Children spend about three-quarters of the year in school. Do you ever wonder who they hang out with during this time? Or better still do you ever take the trouble to find out?
Doreen Metta, a lecturer at St Lawrence University and a mother of four, says it is vital to foster your child’s social and emotional growth because it is our relationships that matter most.
Get out of comfort zone
“Children’s minds are very receptive, they pick up almost everything they see and hear,” she explains. Children at a tender age are at a phase of finding themselves and therefore it is very important to know who is involved in your child’s moulding process. Children will become what they often hear and see a round. It is therefore very important for a parent to get involved as much as they possibly can in their child’s school life.
“A parent can start by asking their children basic information like their friends’ names, what they like about them and what they do together while at school. Take time to observe your child’s behaviour to see if they have some odd manners. Establish where this could be stemming from.” From this point, you can find ways to meet your child’s peers.
Invite them on visitation
Steven Muwanga Mukasa, a teacher at Romasa College, Mukono says teachers do their best to instil the right behaviour in their students as they also monitor who they spend most of their time with. However, a parent’s role is irreplaceable. “It is important for parents to be fully involved in their children’s lives. Getting to know the kind of friends that your child hangs around is a must if you are to salvage the path that your child takes into adulthood. It is equally important to know your teenager’s friends as it is to know your kindergarten-going child’s friends,” says Mukasa.
For parents whose children are in boarding schools, invite your child’s friends over on visitation day. Try associating with them, get to know their names, where they come from, how they became friends. “Ask teachers how your child’s friends behave in the absence of parents. And are they good company for your child?”
Engage in conversations
Constance Ssenungi, an early childhood development specialist at Little Ones Nursery Nabbingo, explains the need to build a conversational relationship with your child. “Engaging your child in mutual conversation where you listen to them and talk to them even about your fears and struggles. It is however important to minimise it to what a child can take. This builds their confidence and you can thereafter always trust that they will talk to you about their day-to-day engagements.”
This is especially important when the child reaches their teen years. If they have developed the habit of talking to you over the years, then it will be much easier to talk to you as teenagers. It is especially important to know who your teenage child is hanging out with given these uncertain times.
“It is important for your child to have friends who share the same viewpoints since “we become who we hang out with,” says Ssenungi.
What parents ought to do
Different homes have different values. Watching out for your children’s behaviour and getting to know who their friends are will do you good. “Take an extra step to know the kind of family they are from and who the parents are,” Ssenungi advises.

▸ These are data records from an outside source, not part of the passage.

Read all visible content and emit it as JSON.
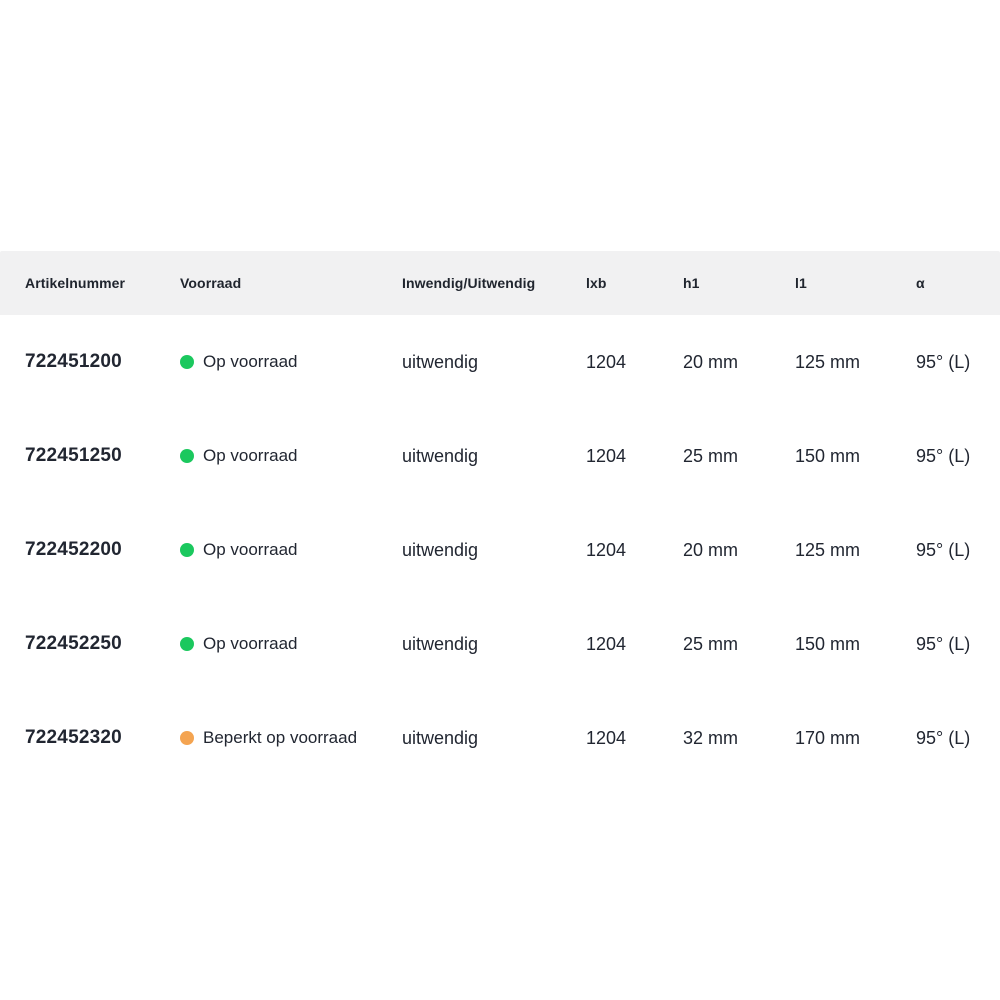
{
  "page": {
    "background": "#ffffff",
    "header_background": "#f1f1f2",
    "text_color": "#212631"
  },
  "status_colors": {
    "in_stock": "#1bc85e",
    "limited_stock": "#f4a451"
  },
  "table": {
    "header": {
      "artikelnummer": "Artikelnummer",
      "voorraad": "Voorraad",
      "inwendig_uitwendig": "Inwendig/Uitwendig",
      "lxb": "lxb",
      "h1": "h1",
      "l1": "l1",
      "alpha": "α"
    },
    "rows": [
      {
        "artikelnummer": "722451200",
        "voorraad": {
          "label": "Op voorraad",
          "color": "#1bc85e",
          "status": "in_stock"
        },
        "inwendig_uitwendig": "uitwendig",
        "lxb": "1204",
        "h1": "20 mm",
        "l1": "125 mm",
        "alpha": "95° (L)"
      },
      {
        "artikelnummer": "722451250",
        "voorraad": {
          "label": "Op voorraad",
          "color": "#1bc85e",
          "status": "in_stock"
        },
        "inwendig_uitwendig": "uitwendig",
        "lxb": "1204",
        "h1": "25 mm",
        "l1": "150 mm",
        "alpha": "95° (L)"
      },
      {
        "artikelnummer": "722452200",
        "voorraad": {
          "label": "Op voorraad",
          "color": "#1bc85e",
          "status": "in_stock"
        },
        "inwendig_uitwendig": "uitwendig",
        "lxb": "1204",
        "h1": "20 mm",
        "l1": "125 mm",
        "alpha": "95° (L)"
      },
      {
        "artikelnummer": "722452250",
        "voorraad": {
          "label": "Op voorraad",
          "color": "#1bc85e",
          "status": "in_stock"
        },
        "inwendig_uitwendig": "uitwendig",
        "lxb": "1204",
        "h1": "25 mm",
        "l1": "150 mm",
        "alpha": "95° (L)"
      },
      {
        "artikelnummer": "722452320",
        "voorraad": {
          "label": "Beperkt op voorraad",
          "color": "#f4a451",
          "status": "limited_stock"
        },
        "inwendig_uitwendig": "uitwendig",
        "lxb": "1204",
        "h1": "32 mm",
        "l1": "170 mm",
        "alpha": "95° (L)"
      }
    ]
  }
}
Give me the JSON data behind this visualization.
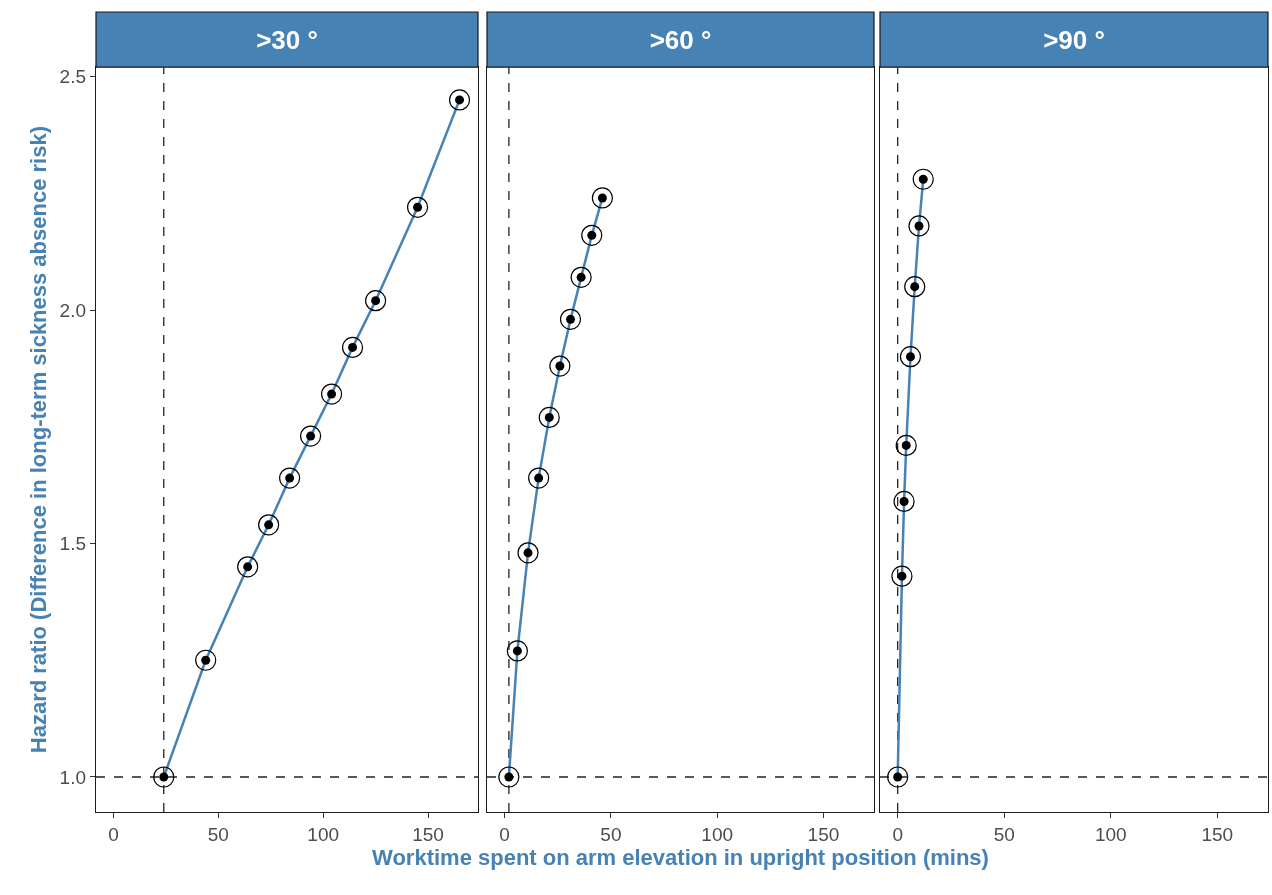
{
  "chart_data": [
    {
      "type": "line",
      "title": ">30 °",
      "ylabel": "Hazard ratio (Difference in long-term sickness absence risk)",
      "marker": "circle",
      "xlim": [
        -8.3,
        173.8
      ],
      "xticks": [
        0,
        50,
        100,
        150
      ],
      "ylim": [
        0.925,
        2.52
      ],
      "yticks": [
        {
          "value": 1,
          "label": "1.0"
        },
        {
          "value": 1.5,
          "label": "1.5"
        },
        {
          "value": 2,
          "label": "2.0"
        },
        {
          "value": 2.5,
          "label": "2.5"
        }
      ],
      "series": [
        {
          "color": "#4682b4",
          "x": [
            24,
            44,
            64,
            74,
            84,
            94,
            104,
            114,
            125,
            145,
            165
          ],
          "values": [
            1.0,
            1.25,
            1.45,
            1.54,
            1.64,
            1.73,
            1.82,
            1.92,
            2.02,
            2.22,
            2.45
          ]
        }
      ],
      "ref_lines": [
        {
          "axis": "y",
          "value": 1,
          "line_style": "dashed"
        },
        {
          "axis": "x",
          "value": 24,
          "line_style": "dashed"
        }
      ]
    },
    {
      "type": "line",
      "title": ">60 °",
      "xlabel": "Worktime spent on arm elevation in upright position (mins)",
      "marker": "circle",
      "tick_labels": "x",
      "xlim": [
        -8.3,
        173.8
      ],
      "xticks": [
        0,
        50,
        100,
        150
      ],
      "ylim": [
        0.925,
        2.52
      ],
      "series": [
        {
          "color": "#4682b4",
          "x": [
            2,
            6,
            11,
            16,
            21,
            26,
            31,
            36,
            41,
            46
          ],
          "values": [
            1.0,
            1.27,
            1.48,
            1.64,
            1.77,
            1.88,
            1.98,
            2.07,
            2.16,
            2.24
          ]
        }
      ],
      "ref_lines": [
        {
          "axis": "y",
          "value": 1,
          "line_style": "dashed"
        },
        {
          "axis": "x",
          "value": 2,
          "line_style": "dashed"
        }
      ]
    },
    {
      "type": "line",
      "title": ">90 °",
      "marker": "circle",
      "tick_labels": "x",
      "xlim": [
        -8.3,
        173.8
      ],
      "xticks": [
        0,
        50,
        100,
        150
      ],
      "ylim": [
        0.925,
        2.52
      ],
      "series": [
        {
          "color": "#4682b4",
          "x": [
            0,
            2,
            3,
            4,
            6,
            8,
            10,
            12
          ],
          "values": [
            1.0,
            1.43,
            1.59,
            1.71,
            1.9,
            2.05,
            2.18,
            2.28
          ]
        }
      ],
      "ref_lines": [
        {
          "axis": "y",
          "value": 1,
          "line_style": "dashed"
        },
        {
          "axis": "x",
          "value": 0,
          "line_style": "dashed"
        }
      ]
    }
  ]
}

Give them audience and befriend them. This way you will be able to know their character traits but one day is not enough for you to critically analyse them. “Seek permission from their parents and invite them over, you can do this once during the holidays,” she adds.
Talk but politely
Even when you find something wrong with their behaviour do not be rude to them. If they have become friends with you after a number of interactions, sit them with your child and talk to them.
Talk to your child about your findings. Share with them your piece of mind concerning the kind of friends they are associating with. However bring it out in a way that is not offensive when their parents get to hear it.
• Starting from the preschool years, you can be present and available when your children are playing with others. You can provide instruction about sharing and resolving conflicts without hitting or demeaning friends. These early play times allow you to see how your child interacts with other children and highlights your child’s internal social strengths and challenges.
• Welcome your child’s friends to your home. Be sure that they can follow the rules of your home. If speaking with respect and asking permission to have a snack is a core value in your family, be sure that your child’s friends can accept and accommodate these rules. If a friend is difficult for you to manage, this will give you good information about what your child is coping with and whether you need to be involved in supporting or redirecting this friendship choice.
• Encourage your teen to talk about anything with their peers. In conversations with peers, teens can have a back-and-forth discussion that feels more mutual than with adults who may have “already made up their mind” and inadvertently do not allow the teen to explore a range of ideas. Peers can be protective of your teen.